State support for both young and old: Heng
IN THE first 18 months of a newborn's life, his parents can receive at least $15,000 for his care from the Government.
A retiree living in a three-room or larger Housing Board flat received on average $5,000 in state transfers last year, mostly in the form of healthcare subsidies.
These figures were given yesterday by Finance Minister Heng Swee Keat to illustrate the extent to which the young are given a good footing to achieve their potential, and the elderly to grow old gracefully.
Middle-income earners are not forgotten in the Government's effort to support all Singaporeans.
Many of them pay little or no income tax, receive support in housing and healthcare, and can use SkillsFuture credits to pay for courses to upgrade themselves.
"All these measures are not as direct as putting money in people's pocket but it has a more meaningful long-term impact on the careers and future of Singaporeans.
"The most important support for all Singaporeans, including the middle-income, is employability and good jobs," he said, as he wrapped up the three-day Parliament debate on this year's Budget.
The Government's goal is to build an inclusive, resilient society that cares for its members, he added, noting that the lower-income families receive more.
Mr Heng focused on these three groups yesterday, especially young children and seniors, as several MPs had championed their cause.
He listed the monetary help given to babies as well as education subsidies for school-going young children.
Seniors can also feel assured about meeting their basic daily needs with the Silver Support scheme, which gives the elderly poor a basic allowance to supplement their income.
But payouts will be made every three months and in advance instead of every month because this gives seniors the flexibility to manage their expenses, Mr Heng said in response to suggestions from MPs.
Equally important are the programmes for the poor and needy.
He cited the Business and Institution of Public Character Partnership scheme that encourages businesses to partner charities, as one of several programmes to encourage volunteerism.

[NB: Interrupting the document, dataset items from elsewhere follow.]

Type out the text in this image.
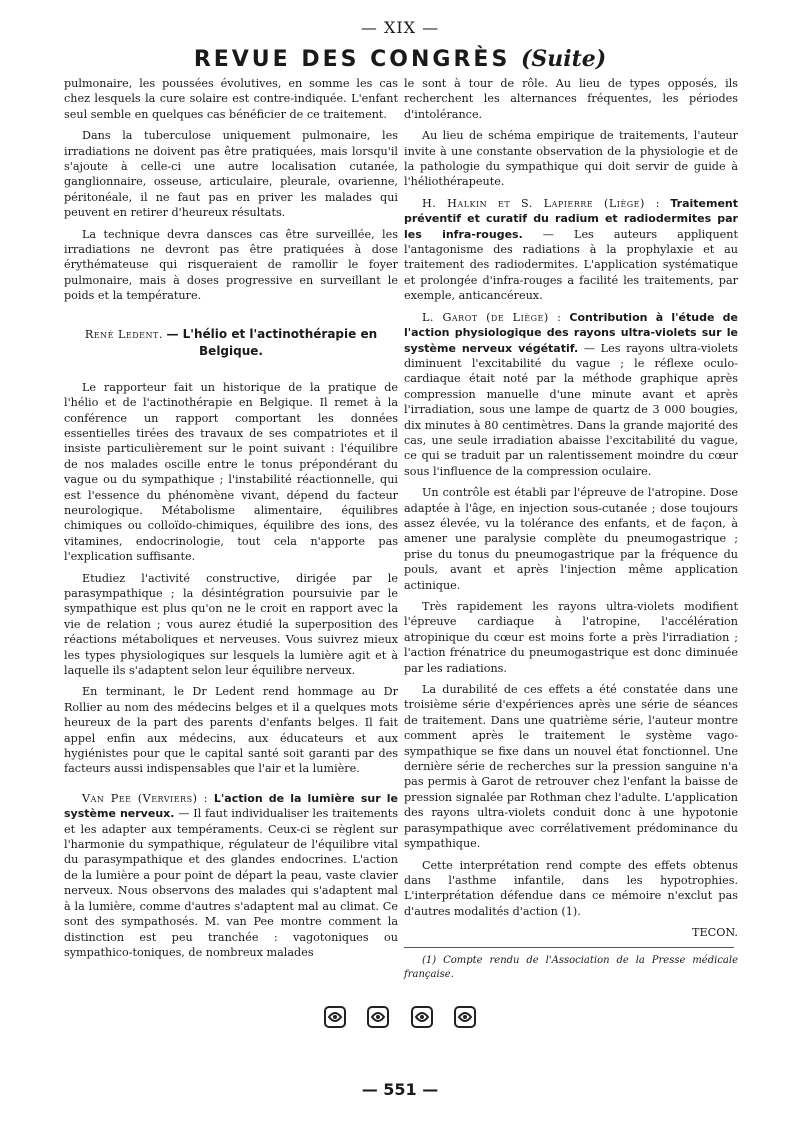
— XIX —
REVUE DES CONGRÈS (Suite)

pulmonaire, les poussées évolutives, en somme les cas chez lesquels la cure solaire est contre-indiquée. L'enfant seul semble en quelques cas bénéficier de ce traitement.

Dans la tuberculose uniquement pulmonaire, les irradiations ne doivent pas être pratiquées, mais lorsqu'il s'ajoute à celle-ci une autre localisation cutanée, ganglionnaire, osseuse, articulaire, pleurale, ovarienne, péritonéale, il ne faut pas en priver les malades qui peuvent en retirer d'heureux résultats.

La technique devra dansces cas être surveillée, les irradiations ne devront pas être pratiquées à dose érythémateuse qui risqueraient de ramollir le foyer pulmonaire, mais à doses progressive en surveillant le poids et la température.

René Ledent. — L'hélio et l'actinothérapie en Belgique.

Le rapporteur fait un historique de la pratique de l'hélio et de l'actinothérapie en Belgique. Il remet à la conférence un rapport comportant les données essentielles tirées des travaux de ses compatriotes et il insiste particulièrement sur le point suivant : l'équilibre de nos malades oscille entre le tonus prépondérant du vague ou du sympathique ; l'instabilité réactionnelle, qui est l'essence du phénomène vivant, dépend du facteur neurologique. Métabolisme alimentaire, équilibres chimiques ou colloïdo-chimiques, équilibre des ions, des vitamines, endocrinologie, tout cela n'apporte pas l'explication suffisante.

Etudiez l'activité constructive, dirigée par le parasympathique ; la désintégration poursuivie par le sympathique est plus qu'on ne le croit en rapport avec la vie de relation ; vous aurez étudié la superposition des réactions métaboliques et nerveuses. Vous suivrez mieux les types physiologiques sur lesquels la lumière agit et à laquelle ils s'adaptent selon leur équilibre nerveux.

En terminant, le Dr Ledent rend hommage au Dr Rollier au nom des médecins belges et il a quelques mots heureux de la part des parents d'enfants belges. Il fait appel enfin aux médecins, aux éducateurs et aux hygiénistes pour que le capital santé soit garanti par des facteurs aussi indispensables que l'air et la lumière.

Van Pee (Verviers) : L'action de la lumière sur le système nerveux. — Il faut individualiser les traitements et les adapter aux tempéraments. Ceux-ci se règlent sur l'harmonie du sympathique, régulateur de l'équilibre vital du parasympathique et des glandes endocrines. L'action de la lumière a pour point de départ la peau, vaste clavier nerveux. Nous observons des malades qui s'adaptent mal à la lumière, comme d'autres s'adaptent mal au climat. Ce sont des sympathosés. M. van Pee montre comment la distinction est peu tranchée : vagotoniques ou sympathico-toniques, de nombreux malades

le sont à tour de rôle. Au lieu de types opposés, ils recherchent les alternances fréquentes, les périodes d'intolérance.

Au lieu de schéma empirique de traitements, l'auteur invite à une constante observation de la physiologie et de la pathologie du sympathique qui doit servir de guide à l'héliothérapeute.

H. Halkin et S. Lapierre (Liège) : Traitement préventif et curatif du radium et radiodermites par les infra-rouges. — Les auteurs appliquent l'antagonisme des radiations à la prophylaxie et au traitement des radiodermites. L'application systématique et prolongée d'infra-rouges a facilité les traitements, par exemple, anticancéreux.

L. Garot (de Liège) : Contribution à l'étude de l'action physiologique des rayons ultra-violets sur le système nerveux végétatif. — Les rayons ultra-violets diminuent l'excitabilité du vague ; le réflexe oculo-cardiaque était noté par la méthode graphique après compression manuelle d'une minute avant et après l'irradiation, sous une lampe de quartz de 3 000 bougies, dix minutes à 80 centimètres. Dans la grande majorité des cas, une seule irradiation abaisse l'excitabilité du vague, ce qui se traduit par un ralentissement moindre du cœur sous l'influence de la compression oculaire.

Un contrôle est établi par l'épreuve de l'atropine. Dose adaptée à l'âge, en injection sous-cutanée ; dose toujours assez élevée, vu la tolérance des enfants, et de façon, à amener une paralysie complète du pneumogastrique ; prise du tonus du pneumogastrique par la fréquence du pouls, avant et après l'injection même application actinique.

Très rapidement les rayons ultra-violets modifient l'épreuve cardiaque à l'atropine, l'accélération atropinique du cœur est moins forte a près l'irradiation ; l'action frénatrice du pneumogastrique est donc diminuée par les radiations.

La durabilité de ces effets a été constatée dans une troisième série d'expériences après une série de séances de traitement. Dans une quatrième série, l'auteur montre comment après le traitement le système vago-sympathique se fixe dans un nouvel état fonctionnel. Une dernière série de recherches sur la pression sanguine n'a pas permis à Garot de retrouver chez l'enfant la baisse de pression signalée par Rothman chez l'adulte. L'application des rayons ultra-violets conduit donc à une hypotonie parasympathique avec corrélativement prédominance du sympathique.

Cette interprétation rend compte des effets obtenus dans l'asthme infantile, dans les hypotrophies. L'interprétation défendue dans ce mémoire n'exclut pas d'autres modalités d'action (1).

TECON.

(1) Compte rendu de l'Association de la Presse médicale française.

— 551 —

But even as state support increases, Singaporeans should hold on to their spirit of self-reliance.
"We must be cautious that Silver Support does not undermine values like filial piety, or lead to a 'why he gets, I don't get' mentality."
He also encouraged Singaporeans to take care of each other and solve community problems as one.
"Ultimately, it is not about government schemes but building a caring and resilient society," he said.